Con l’entrata a maggio dei nuovi 10 Paesi membri dell’Unione, si apre ufficialmente un periodo in cui la legislazione europea subirà notevoli cambiamenti legislativi.
Positivi certamente, ma anche burocraticamente dubbiosi.
Uno di questi riguarda i lavoratori dei nuovi dieci partner: dal primo maggio dovrebbero teoricamente godere dei medesimi diritti degli altri cittadini europei, compreso quello di stabilirsi in altri paesi membri, in pratica dovranno invece attendere alcuni anni prima di poter godere del diritto di muoversi liberamente all’interno del Vecchio continente.
Questo perché?
Numerosi governi stanno decidendo di approfittare del diritto, previsto dal trattato di adesione, a limitare l’ingresso nel proprio mercato del lavoro dei cittadini dei ‘paesi entranti’, introducendo "periodi transitori" che possono arrivare fino ad un massimo di sette anni.
Germania e Austria per esempio, hanno fin da subito fatto capire che avrebbe adottato la linea dura, usufruendo del diritto a chiudere gli ingressi per un periodo transitorio di sette anni, il massimo consentito.
Negli ultimi mesi, anche altri governi hanno abbracciato la linea di Vienna e Berlino o, almeno, stanno pensando di farlo.

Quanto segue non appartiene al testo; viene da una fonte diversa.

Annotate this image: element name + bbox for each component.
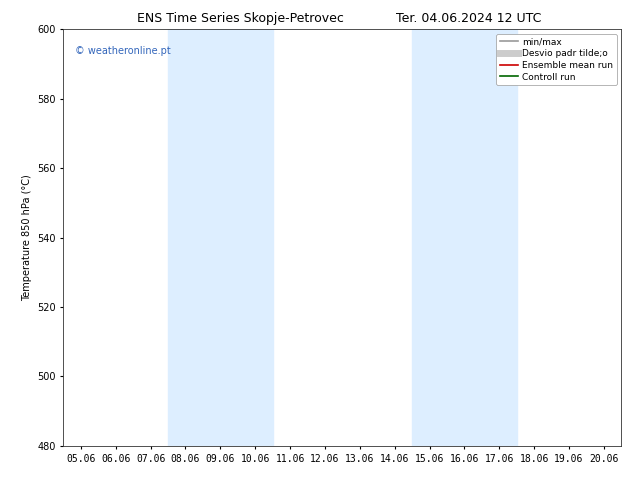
Text: © weatheronline.pt: © weatheronline.pt [75, 46, 171, 56]
Bar [168, 29, 273, 446]
Legend: min/max, Desvio padr tilde;o, Ensemble mean run, Controll run: min/max, Desvio padr tilde;o, Ensemble m… [496, 34, 617, 85]
Text: Ter. 04.06.2024 12 UTC: Ter. 04.06.2024 12 UTC [396, 12, 542, 25]
Y-axis label: Temperature 850 hPa (°C): Temperature 850 hPa (°C) [22, 174, 32, 301]
Bar [412, 29, 517, 446]
Text: ENS Time Series Skopje-Petrovec: ENS Time Series Skopje-Petrovec [138, 12, 344, 25]
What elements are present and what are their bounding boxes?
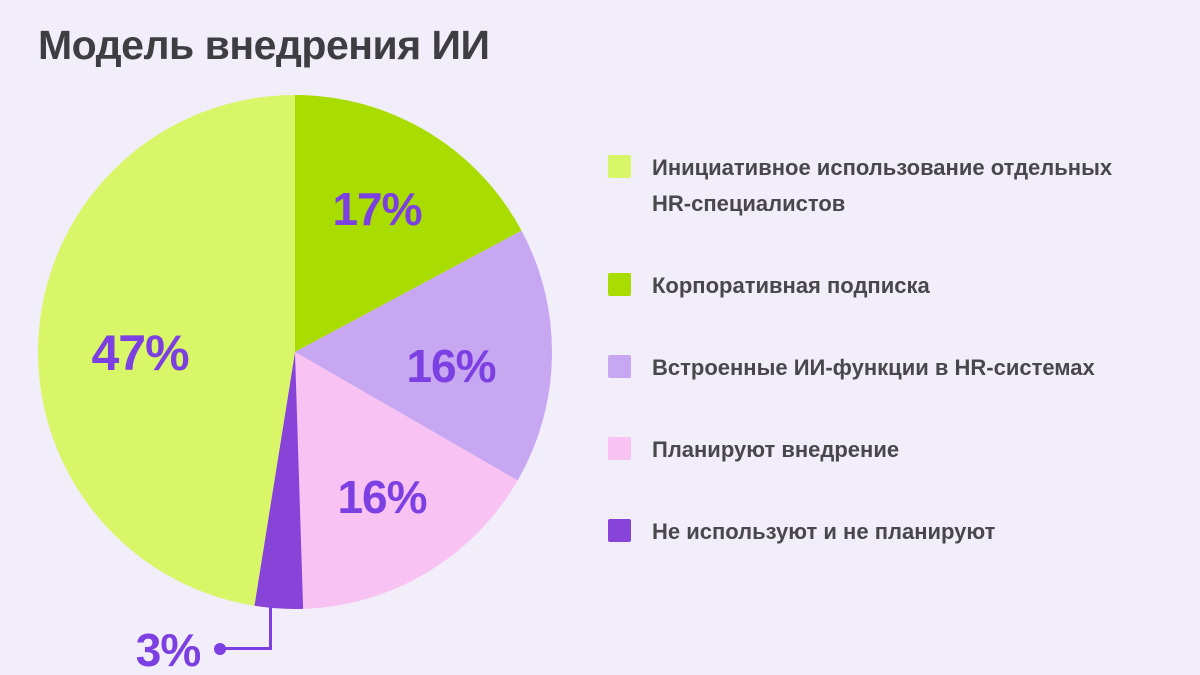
legend-swatch-purple [608, 519, 631, 542]
pie-chart [38, 95, 552, 609]
legend-item-planning-implementation: Планируют внедрение [608, 432, 1180, 468]
pie-slice-initiative-individual-hr [38, 95, 296, 606]
pie-value-label-16-embedded: 16% [406, 340, 496, 392]
pie-value-label-17: 17% [332, 183, 422, 235]
pie-slice-corporate-subscription [295, 95, 522, 352]
legend-item-corporate-subscription: Корпоративная подписка [608, 268, 1180, 304]
legend-item-not-using-not-planning: Не используют и не планируют [608, 514, 1180, 550]
legend-swatch-pink [608, 437, 631, 460]
pie-value-label-47: 47% [91, 325, 189, 381]
legend-swatch-green [608, 273, 631, 296]
legend-item-builtin-ai-hr-systems: Встроенные ИИ-функции в HR-системах [608, 350, 1180, 386]
pie-slice-not-using-not-planning [254, 352, 304, 609]
pie-value-label-16-planning: 16% [337, 471, 427, 523]
legend-item-initiative-individual-hr: Инициативное использование отдельных HR-… [608, 150, 1180, 222]
callout-leader-horizontal [220, 647, 271, 650]
page-title: Модель внедрения ИИ [38, 22, 490, 68]
legend-swatch-lavender [608, 355, 631, 378]
legend-label: Не используют и не планируют [652, 519, 996, 544]
pie-slice-builtin-ai-hr-systems [295, 230, 552, 481]
legend-label: Корпоративная подписка [652, 273, 930, 298]
legend-swatch-lime [608, 155, 631, 178]
legend: Инициативное использование отдельных HR-… [608, 150, 1180, 550]
pie-slice-planning-implementation [295, 352, 518, 609]
pie-svg [38, 95, 552, 609]
legend-label: Планируют внедрение [652, 437, 900, 462]
legend-label: Встроенные ИИ-функции в HR-системах [652, 355, 1095, 380]
legend-label: Инициативное использование отдельных HR-… [652, 155, 1113, 216]
pie-value-label-3: 3% [135, 624, 201, 675]
callout-leader-vertical [269, 606, 272, 650]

L’ultima, in ordine di tempo, è stata l’Olanda. A fine gennaio il governo ha annunciato di volersi riservare il diritto a chiudere le frontiere ai lavoratori dei futuri partner nel caso in cui questi superino le 22.000 unità nel primo anno.
Anche Danimarca, Belgio, Grecia e Finlandia, si appresterebbero a congelare il diritto alla piena libertà di circolazione per almeno due anni.
Francia, Italia e Spagna, stanno invece ancora riflettendo sulle misure più appropriate. Parigi non vuole introdurre quote annuali, ma non intende neanche aprire completamente le frontiere. Madrid starebbe pensando di concedere l’ingresso solo a chi possa dimostrare di avere un lavoro. Le autorità italiane infine stanno vagliando diverse ipotesi, inclusa quella più drastica di una messa al bando totale di sette anni.
Persino il Portogallo, che avrebbe bisogno di una forza lavoro di 20mila unità , ha deciso di limitare gli ingressi.
La Svezia, che inizialmente aveva deciso di aprire le frontiere, ha deciso di cambiare idea annunciando qualche settimana fa l’intenzione di imporre restrizioni all’ingresso dei lavoratori.
Solo Gran Bretagna e Irlanda, entrambe a corto di mano d’opera, restano determinate a mantenere la politica della "porta aperta" ai nuovi partner. Anche se Londra sta pensando di limitare in qualche modo il peso dei nuovi lavoratori sul già precario stato del sistema sociale britannico.
Questi rapidi cambiamenti di politica da parte dei vecchi partner Ue non hanno certo piacere ai futuri membri del club.
Si teme probabilmente un’invasione dall’Est?
Nient’altro di più errato.
Secondo i calcoli della Commissione, nei primi anni dopo l’allargamento, il flusso annuale di lavoratori migranti sarà compreso fra i 70mila e i 150mila.
Cifre molto modeste, soprattutto per il fatto che in massima parte si tratterà di lavoratori temporanei.